Fractures of the acetabulum occur primarily in young adults as a result of high-energy trauma. Interestingly, elderly patients are an emerging patients group. The surgical treatment is often complicated by poor bone quality and possible concomitant degenerative changes of the hip prior to injury. We aim to define the prognostic factors for poor outcome after open reduction and internal fixation (ORIF) of acetabular fractures and to identify the subgroup of patients benefiting most from primary arthroplasty rather than ORIF. 

 

PROXIMAL TIBIAL FRACTURES

Tibial plateau fractures compose approximately 1% of all fractures with lateral plateau fractures being the most common type. Post-traumatic osteoarthritis can develop in patients following a tibial plateau fracture. This may be caused by initial trauma to the tibial plateau cartilage. Furthermore, an altered axial loading pattern to the tibial plateau caused by articular incongruence can also influence the development of osteoarthritis. Our research focuses on understanding the risk factors for osteoarthritis following these injuries. We also aim to determine the optimal diagnostic and operative treatment strategies for fractures of the proximal tibia.
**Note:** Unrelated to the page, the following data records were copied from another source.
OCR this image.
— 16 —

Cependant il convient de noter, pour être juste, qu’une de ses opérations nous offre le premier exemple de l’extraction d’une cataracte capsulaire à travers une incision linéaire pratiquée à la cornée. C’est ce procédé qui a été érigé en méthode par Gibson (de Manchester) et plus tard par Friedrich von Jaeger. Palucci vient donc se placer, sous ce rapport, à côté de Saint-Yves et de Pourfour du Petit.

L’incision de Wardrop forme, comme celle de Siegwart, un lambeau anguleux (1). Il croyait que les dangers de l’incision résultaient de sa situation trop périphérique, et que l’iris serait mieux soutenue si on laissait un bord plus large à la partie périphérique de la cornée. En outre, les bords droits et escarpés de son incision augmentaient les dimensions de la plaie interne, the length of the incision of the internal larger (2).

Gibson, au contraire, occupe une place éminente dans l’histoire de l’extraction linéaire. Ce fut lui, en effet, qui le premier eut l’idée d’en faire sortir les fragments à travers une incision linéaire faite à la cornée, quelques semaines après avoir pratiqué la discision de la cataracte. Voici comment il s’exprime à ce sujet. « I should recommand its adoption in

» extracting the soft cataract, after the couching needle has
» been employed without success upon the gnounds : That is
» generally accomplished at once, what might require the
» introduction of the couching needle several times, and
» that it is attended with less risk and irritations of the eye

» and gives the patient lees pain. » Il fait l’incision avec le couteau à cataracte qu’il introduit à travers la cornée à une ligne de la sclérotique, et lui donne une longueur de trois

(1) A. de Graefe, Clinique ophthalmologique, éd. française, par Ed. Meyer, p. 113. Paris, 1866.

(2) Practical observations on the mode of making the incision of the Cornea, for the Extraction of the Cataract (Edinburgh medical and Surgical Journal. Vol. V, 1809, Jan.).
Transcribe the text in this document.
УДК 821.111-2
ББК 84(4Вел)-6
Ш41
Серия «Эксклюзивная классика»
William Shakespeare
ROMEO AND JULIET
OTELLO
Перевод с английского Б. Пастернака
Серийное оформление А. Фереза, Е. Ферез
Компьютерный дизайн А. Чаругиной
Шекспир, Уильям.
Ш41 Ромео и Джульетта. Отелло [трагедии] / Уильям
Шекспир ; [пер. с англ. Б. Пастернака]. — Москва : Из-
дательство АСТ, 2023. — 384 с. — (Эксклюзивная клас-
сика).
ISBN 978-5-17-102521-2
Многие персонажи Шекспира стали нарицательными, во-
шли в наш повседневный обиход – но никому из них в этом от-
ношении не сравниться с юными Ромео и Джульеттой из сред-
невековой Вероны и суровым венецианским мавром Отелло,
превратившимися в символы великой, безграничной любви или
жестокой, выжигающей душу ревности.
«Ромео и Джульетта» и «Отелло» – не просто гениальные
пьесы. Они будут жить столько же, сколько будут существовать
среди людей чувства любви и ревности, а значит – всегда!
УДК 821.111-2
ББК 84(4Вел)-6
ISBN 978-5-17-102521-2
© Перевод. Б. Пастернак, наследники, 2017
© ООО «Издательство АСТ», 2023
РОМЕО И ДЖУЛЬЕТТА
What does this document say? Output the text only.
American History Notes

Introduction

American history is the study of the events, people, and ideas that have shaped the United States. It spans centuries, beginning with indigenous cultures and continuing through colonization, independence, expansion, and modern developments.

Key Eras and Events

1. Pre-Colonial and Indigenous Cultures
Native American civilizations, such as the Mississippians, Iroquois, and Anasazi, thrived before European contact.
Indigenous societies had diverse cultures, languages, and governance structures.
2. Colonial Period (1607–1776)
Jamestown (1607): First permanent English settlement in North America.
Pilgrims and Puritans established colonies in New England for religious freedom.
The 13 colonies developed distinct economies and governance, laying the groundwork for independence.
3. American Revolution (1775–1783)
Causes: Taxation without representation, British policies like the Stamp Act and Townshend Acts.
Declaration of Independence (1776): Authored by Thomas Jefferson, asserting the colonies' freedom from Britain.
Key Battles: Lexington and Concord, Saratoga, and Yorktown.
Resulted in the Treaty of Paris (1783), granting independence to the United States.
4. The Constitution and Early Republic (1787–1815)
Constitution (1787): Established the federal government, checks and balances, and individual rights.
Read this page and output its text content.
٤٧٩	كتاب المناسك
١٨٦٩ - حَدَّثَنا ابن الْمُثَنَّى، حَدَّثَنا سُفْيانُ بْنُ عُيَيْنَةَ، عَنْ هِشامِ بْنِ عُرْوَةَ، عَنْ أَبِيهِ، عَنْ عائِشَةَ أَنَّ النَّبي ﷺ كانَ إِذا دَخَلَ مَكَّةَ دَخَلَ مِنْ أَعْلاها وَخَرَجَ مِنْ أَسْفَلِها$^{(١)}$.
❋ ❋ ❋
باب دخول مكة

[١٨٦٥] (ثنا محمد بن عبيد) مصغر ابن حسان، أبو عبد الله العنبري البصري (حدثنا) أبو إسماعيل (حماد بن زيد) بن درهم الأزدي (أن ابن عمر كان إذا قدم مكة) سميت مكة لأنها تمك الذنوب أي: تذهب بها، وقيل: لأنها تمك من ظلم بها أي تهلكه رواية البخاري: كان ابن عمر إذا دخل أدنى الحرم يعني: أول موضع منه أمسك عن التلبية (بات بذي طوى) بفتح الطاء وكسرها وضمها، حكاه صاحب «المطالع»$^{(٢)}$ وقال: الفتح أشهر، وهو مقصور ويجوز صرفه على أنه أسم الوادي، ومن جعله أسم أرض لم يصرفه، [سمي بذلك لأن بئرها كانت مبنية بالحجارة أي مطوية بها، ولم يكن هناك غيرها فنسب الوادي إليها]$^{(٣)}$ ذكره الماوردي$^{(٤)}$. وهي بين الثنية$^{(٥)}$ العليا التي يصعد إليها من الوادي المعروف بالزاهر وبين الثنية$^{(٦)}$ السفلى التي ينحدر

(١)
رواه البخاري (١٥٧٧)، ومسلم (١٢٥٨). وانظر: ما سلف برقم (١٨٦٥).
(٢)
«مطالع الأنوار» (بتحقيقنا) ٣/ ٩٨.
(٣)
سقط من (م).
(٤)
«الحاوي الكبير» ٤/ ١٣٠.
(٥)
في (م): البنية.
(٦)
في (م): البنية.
A special focus is on understanding how to minimize deep postoperative infection following surgical treatment of these fractures.

 

ANKLE FRACTURES

Ankle fractures are among the most frequent surgically treated fractures. The operative treatment of these fractures can be associated with several complications such as malreduction and infection. As the population continues to age, the number of elderly patients with comorbidities sustaining ankle fractures will increase and therefore an increase in complications related to ankle fracture surgery is also expected. Our research projects focus on understanding the risk factors for deep infection and postoperative malreduction. We are also studying the treatment and outcomes of complex open ankle fractures with special emphasis on flap reconstruction for management of soft-tissue defects.